To prevent the breakdown of industrial and commercial progress, hundreds of creative reformers concluded that the world needed a shared set of facts. Knowledge had to be gathered, organized, standardized, recorded, continually updated, and easily accessible—so that all players in the world's widening markets could, in the words of France's free-banking champion Charles Coquelin, "pick up the thousands of filaments that businesses are creating between themselves."
The result was the invention of the first massive "public memory systems" to record and classify—in rule-bound, certified, and publicly accessible registries, titles, balance sheets, and statements of account—all the relevant knowledge available, whether intangible (stocks, commercial paper, deeds, ledgers, contracts, patents, companies, and promissory notes), or tangible (land, buildings, boats, machines, etc.). Knowing who owned and owed, and fixing that information in public records, made it possible for investors to infer value, take risks, and track results. The final product was a revolutionary form of knowledge: "economic facts."

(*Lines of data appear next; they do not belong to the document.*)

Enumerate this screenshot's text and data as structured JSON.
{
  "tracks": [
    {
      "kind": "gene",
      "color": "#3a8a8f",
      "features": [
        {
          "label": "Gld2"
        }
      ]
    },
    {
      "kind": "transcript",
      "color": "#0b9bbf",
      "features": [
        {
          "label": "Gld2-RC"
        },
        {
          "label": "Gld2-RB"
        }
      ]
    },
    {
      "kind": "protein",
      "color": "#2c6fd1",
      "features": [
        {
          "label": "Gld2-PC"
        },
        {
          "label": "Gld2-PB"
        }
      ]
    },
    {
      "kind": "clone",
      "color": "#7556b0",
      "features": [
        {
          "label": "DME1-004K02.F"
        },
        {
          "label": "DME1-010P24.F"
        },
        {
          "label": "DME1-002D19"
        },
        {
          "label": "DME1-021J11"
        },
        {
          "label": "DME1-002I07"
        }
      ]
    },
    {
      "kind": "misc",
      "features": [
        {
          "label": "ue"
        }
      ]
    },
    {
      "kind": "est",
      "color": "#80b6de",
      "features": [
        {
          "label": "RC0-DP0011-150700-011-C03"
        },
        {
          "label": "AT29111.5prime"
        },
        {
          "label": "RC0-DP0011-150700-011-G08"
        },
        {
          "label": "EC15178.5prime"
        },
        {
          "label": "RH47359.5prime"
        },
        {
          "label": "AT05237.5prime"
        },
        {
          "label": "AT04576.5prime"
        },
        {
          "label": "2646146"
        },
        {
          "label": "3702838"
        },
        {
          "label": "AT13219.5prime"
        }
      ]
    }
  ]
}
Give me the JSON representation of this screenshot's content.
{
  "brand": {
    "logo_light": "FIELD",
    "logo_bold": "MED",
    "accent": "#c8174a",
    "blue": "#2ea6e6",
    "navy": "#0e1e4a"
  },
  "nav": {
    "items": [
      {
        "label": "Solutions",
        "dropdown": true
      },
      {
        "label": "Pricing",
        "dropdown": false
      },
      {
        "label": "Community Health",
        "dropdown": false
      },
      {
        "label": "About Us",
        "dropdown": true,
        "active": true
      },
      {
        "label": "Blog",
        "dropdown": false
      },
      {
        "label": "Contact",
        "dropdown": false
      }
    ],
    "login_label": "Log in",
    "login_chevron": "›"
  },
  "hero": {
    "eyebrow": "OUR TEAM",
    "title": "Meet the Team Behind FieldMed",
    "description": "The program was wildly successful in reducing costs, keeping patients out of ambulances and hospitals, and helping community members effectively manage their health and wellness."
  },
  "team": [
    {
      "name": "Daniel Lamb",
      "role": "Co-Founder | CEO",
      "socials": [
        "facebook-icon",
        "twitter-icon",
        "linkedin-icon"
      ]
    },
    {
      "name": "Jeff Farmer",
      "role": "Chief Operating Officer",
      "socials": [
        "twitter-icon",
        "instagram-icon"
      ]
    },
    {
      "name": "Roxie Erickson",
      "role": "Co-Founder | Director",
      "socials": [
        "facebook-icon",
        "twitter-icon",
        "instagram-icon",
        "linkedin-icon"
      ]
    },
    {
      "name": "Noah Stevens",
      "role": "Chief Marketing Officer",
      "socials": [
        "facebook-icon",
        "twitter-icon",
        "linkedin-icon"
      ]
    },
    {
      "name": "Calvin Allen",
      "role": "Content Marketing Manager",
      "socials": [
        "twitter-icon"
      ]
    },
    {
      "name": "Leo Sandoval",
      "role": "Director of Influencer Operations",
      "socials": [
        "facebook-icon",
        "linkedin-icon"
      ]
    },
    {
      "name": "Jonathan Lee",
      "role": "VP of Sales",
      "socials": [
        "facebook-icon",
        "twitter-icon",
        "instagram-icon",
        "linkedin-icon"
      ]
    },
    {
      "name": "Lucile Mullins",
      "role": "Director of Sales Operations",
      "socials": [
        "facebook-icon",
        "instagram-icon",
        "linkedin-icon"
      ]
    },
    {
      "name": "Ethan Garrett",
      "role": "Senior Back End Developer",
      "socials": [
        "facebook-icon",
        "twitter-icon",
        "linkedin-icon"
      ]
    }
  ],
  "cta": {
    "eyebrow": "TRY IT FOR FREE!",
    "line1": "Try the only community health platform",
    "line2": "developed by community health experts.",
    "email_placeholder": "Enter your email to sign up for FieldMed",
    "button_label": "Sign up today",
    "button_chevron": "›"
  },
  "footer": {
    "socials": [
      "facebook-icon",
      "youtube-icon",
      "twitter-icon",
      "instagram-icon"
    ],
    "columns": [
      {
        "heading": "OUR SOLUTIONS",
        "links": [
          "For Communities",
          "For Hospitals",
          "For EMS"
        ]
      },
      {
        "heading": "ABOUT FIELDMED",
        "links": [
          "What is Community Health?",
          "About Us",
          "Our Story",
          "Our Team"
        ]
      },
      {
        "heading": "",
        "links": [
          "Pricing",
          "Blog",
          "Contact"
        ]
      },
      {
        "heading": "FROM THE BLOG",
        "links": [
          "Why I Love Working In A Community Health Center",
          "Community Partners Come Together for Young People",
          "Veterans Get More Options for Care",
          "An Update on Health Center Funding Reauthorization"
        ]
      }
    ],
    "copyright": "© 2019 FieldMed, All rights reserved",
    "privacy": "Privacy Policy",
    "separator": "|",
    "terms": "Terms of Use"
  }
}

The patent system is an example of one of these "public memory systems," which has facilitated transactions in intangible (exclulsionary) rights.
The focus of de Soto's attention is on the financial services industry, and in particular on how innovation in financial services has destabilized and undermined the consistence of public memory systems. On his view, this is a root cause of our ongoing recession:
Over the past 20 years, Americans and Europeans have quietly gone about destroying these facts. The very systems that could have provided markets and governments with the means to understand the global financial crisis—and to prevent another one—are being eroded. Governments have allowed shadow markets to develop and reach a size beyond comprehension. Mortgages have been granted and recorded with such inattention that homeowners and banks often don't know and can't prove who owns their homes. In a few short decades the West undercut 150 years of legal reforms that made the global economy possible.
Go ahead and click through to read the whole piece. His is profound insight. Note one earlier link on BS to a similarly thought provoking piece by de Soto.
What about the patent system? Has the patent system undergone a similar destruction of economic facts over the last twenty years?
Not really. More the opposite seems to be true, in fact. At least since the Federal Circuit was established, and especially lately since patent office records worldwide are now available online, the patent system has never functioned more effectively.
And yet, even with all of these improvements, it seems to me that the patent system has not yet been able to provide enough "economic facts" for the market to transition from litigation to transactional norms in handling the allocation and reallocation of patent rights. In effect, there has been no destruction of economic facts within the patent system because the patent system never created economic facts to begin with.
The production of "economic facts" in the sense that de Soto describes should be the ultimate goal of any patent reform. We have seen many incremental and even discontinuous leaps in that direction over the past few decades. But we are not there yet.
Problems with ascertaining title and encumbrances on title are foundational to any economic facts about patents. The systems for handling these economic facts with respect to real property and even copyright are more highly developed than they are for patents, even though title goes to the very root of how patents are valued now because problems with standing can result in zero returns to enforcement.
All of the issues that have been addressed lately, including Therasense yesterday, will help move us incrementally closer to a world in which patent rights transact without litigation. But a focus on the creation and maintenance of a "public memory system" -- a source of "economic facts" about patent valuation -- will get us there quicker.
At the end of the day, valuing patent portfolios is not more complex than the valuation of collateralized debt obligations, currency derivatives, or interest rate swaps. The difference is that those intangibles have (or at least had) a foundation of "economic facts" to facilitate transactions.